Back in September I attended and then reported on this program on audiobooks. One of the messages of the program was the great opportunities offered to our patrons with the growth and technological refinement of the downloadable audiobook as acquired through your public library.
Here in northern Illinois, OverDrive has the biggest share of the market. As reported on the Audiobooker blog, Overdrive has a monthly list of their most popular audio downloads. Here is the most recent list.
The list is mostly bestsellers, which makes sense since access to the titles is much faster through downloadable audio than through a tradtional reserve on a hard copy. If people want to read The Lost Symbol today, they can with OverDrive.
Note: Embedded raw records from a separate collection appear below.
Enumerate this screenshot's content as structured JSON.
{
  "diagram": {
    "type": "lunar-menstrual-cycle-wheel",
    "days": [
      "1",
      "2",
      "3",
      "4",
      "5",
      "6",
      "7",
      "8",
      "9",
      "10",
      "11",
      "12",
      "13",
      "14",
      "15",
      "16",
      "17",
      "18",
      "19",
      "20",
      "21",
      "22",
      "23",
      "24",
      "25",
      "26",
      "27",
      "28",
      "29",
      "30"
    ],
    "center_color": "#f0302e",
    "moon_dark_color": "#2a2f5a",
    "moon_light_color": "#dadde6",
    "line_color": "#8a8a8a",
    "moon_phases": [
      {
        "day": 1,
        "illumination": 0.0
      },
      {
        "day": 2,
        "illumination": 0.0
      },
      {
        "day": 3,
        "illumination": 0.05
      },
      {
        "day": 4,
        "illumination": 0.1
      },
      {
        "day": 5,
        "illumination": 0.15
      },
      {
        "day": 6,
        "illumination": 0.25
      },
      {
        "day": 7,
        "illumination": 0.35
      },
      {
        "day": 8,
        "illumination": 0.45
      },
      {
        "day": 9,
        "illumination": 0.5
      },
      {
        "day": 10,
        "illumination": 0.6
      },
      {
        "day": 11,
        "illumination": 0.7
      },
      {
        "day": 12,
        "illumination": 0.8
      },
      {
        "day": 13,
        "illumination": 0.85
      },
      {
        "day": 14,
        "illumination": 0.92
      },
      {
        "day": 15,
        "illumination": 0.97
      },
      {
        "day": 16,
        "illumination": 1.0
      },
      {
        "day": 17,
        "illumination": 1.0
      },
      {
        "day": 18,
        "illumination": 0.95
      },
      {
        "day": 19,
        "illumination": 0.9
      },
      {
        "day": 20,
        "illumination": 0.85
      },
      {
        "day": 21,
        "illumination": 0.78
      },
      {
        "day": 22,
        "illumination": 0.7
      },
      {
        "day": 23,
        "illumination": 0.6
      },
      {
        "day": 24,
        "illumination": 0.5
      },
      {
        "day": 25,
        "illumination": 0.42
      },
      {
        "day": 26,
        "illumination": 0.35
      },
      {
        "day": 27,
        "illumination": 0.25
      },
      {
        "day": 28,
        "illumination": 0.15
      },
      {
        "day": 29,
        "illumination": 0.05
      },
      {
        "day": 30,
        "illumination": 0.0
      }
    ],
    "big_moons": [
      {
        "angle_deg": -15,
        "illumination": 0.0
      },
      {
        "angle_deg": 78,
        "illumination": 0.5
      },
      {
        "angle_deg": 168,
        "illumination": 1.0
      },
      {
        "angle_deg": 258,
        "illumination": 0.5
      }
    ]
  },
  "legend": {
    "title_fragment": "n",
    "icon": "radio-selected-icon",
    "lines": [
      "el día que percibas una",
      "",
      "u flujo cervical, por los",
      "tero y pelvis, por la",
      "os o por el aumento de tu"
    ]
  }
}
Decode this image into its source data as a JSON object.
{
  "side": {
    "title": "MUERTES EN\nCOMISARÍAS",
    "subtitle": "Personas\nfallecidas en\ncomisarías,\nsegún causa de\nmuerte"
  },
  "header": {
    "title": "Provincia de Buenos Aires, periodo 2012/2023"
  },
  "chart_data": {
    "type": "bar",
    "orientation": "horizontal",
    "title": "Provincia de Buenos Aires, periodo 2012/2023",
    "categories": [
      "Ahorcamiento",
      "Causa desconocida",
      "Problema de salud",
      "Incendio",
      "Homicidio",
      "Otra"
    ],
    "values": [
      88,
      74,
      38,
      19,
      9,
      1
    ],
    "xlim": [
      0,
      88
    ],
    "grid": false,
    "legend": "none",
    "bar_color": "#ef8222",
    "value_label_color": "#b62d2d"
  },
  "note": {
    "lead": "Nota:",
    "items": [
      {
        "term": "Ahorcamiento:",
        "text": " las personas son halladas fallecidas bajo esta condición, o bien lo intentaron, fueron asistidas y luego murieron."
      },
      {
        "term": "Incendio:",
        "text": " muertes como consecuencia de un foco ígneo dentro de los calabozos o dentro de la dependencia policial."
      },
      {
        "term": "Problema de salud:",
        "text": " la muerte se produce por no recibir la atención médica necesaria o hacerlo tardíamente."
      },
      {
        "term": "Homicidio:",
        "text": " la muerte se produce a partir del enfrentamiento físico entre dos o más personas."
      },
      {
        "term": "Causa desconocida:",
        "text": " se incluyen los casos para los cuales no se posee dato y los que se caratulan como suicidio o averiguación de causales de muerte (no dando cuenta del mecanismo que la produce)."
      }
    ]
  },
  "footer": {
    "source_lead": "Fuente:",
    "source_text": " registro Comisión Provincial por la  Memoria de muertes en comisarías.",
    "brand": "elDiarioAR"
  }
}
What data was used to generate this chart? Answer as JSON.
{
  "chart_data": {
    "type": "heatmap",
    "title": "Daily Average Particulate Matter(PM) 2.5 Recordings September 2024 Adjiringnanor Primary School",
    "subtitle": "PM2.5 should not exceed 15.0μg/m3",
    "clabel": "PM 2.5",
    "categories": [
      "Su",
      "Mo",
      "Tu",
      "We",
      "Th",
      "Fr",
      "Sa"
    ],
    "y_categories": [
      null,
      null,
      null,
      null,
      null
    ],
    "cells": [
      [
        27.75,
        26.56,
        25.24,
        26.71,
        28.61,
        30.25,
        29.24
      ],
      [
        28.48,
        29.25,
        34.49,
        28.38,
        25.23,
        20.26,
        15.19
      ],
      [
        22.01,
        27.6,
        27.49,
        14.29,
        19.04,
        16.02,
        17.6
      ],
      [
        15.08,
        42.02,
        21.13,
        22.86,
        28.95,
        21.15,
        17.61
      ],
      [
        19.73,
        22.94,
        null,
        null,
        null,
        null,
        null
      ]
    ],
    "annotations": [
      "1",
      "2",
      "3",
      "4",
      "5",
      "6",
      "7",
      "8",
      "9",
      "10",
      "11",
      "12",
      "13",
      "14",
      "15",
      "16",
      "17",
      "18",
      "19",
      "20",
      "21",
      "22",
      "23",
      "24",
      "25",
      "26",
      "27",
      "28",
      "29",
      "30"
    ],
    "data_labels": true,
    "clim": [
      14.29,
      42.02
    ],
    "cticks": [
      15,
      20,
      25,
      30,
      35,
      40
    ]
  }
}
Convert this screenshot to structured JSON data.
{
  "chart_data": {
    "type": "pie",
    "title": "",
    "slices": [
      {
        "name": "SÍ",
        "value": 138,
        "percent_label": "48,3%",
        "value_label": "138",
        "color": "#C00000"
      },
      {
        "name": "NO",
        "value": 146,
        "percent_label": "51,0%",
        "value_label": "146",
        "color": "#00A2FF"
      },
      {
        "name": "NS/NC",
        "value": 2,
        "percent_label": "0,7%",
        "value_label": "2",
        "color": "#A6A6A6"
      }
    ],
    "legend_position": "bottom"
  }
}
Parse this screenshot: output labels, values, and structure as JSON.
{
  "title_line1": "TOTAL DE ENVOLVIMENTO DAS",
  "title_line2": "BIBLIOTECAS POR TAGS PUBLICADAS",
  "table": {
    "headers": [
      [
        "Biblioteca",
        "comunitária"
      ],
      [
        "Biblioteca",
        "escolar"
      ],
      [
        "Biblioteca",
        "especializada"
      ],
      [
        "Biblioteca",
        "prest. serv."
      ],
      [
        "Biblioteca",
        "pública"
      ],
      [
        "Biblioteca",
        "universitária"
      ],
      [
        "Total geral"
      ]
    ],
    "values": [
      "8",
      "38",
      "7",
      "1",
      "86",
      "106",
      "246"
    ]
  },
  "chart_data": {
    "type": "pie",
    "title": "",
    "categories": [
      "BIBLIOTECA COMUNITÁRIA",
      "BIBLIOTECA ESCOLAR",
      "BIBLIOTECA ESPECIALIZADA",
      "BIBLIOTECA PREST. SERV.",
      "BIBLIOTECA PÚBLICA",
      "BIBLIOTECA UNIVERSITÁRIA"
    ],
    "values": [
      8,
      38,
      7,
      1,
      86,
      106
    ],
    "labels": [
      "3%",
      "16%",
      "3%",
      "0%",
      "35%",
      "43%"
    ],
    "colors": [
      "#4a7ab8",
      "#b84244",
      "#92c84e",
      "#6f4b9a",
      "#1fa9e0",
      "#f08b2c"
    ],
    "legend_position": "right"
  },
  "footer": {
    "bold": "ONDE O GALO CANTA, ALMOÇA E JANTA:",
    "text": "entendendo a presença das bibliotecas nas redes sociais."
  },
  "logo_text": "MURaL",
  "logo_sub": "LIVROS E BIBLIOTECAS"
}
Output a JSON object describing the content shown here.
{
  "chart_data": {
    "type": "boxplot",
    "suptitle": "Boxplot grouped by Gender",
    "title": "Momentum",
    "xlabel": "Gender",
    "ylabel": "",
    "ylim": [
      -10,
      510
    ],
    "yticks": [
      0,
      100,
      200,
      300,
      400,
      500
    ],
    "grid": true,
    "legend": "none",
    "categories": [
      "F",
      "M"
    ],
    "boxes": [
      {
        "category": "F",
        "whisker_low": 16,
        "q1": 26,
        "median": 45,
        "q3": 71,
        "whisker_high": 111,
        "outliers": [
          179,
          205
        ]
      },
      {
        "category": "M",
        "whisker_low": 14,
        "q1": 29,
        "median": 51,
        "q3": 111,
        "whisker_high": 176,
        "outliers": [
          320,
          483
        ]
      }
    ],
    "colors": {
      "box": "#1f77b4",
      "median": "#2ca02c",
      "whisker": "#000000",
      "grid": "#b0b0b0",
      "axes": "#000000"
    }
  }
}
The wait for the book is still a few weeks long.
So where are the backlist titles? One would think from looking at these lists that people only want the newest, most popular books on audio. Hold on before making that assessment though.
What the list does not tell you is that libraries pay for a certain number of titles to offer to their patrons through OverDrive. When you have only a limited number of titles you can choose, good collection development policy would say you should buy only the most high demand titles; therefore, getting the most bang for your taxpayers buck. Click here to see what it looks like.
I would love to see OverDrive offer a few backlist titles for free to libraries so we could see how they would do when offered side-by-side with Dan Brown on our websites. This strategy is having great sucess for small publishers getting their works noticed by offering titles for free on the Kindle.
If you know anyone at OverDrive, pass my comments on.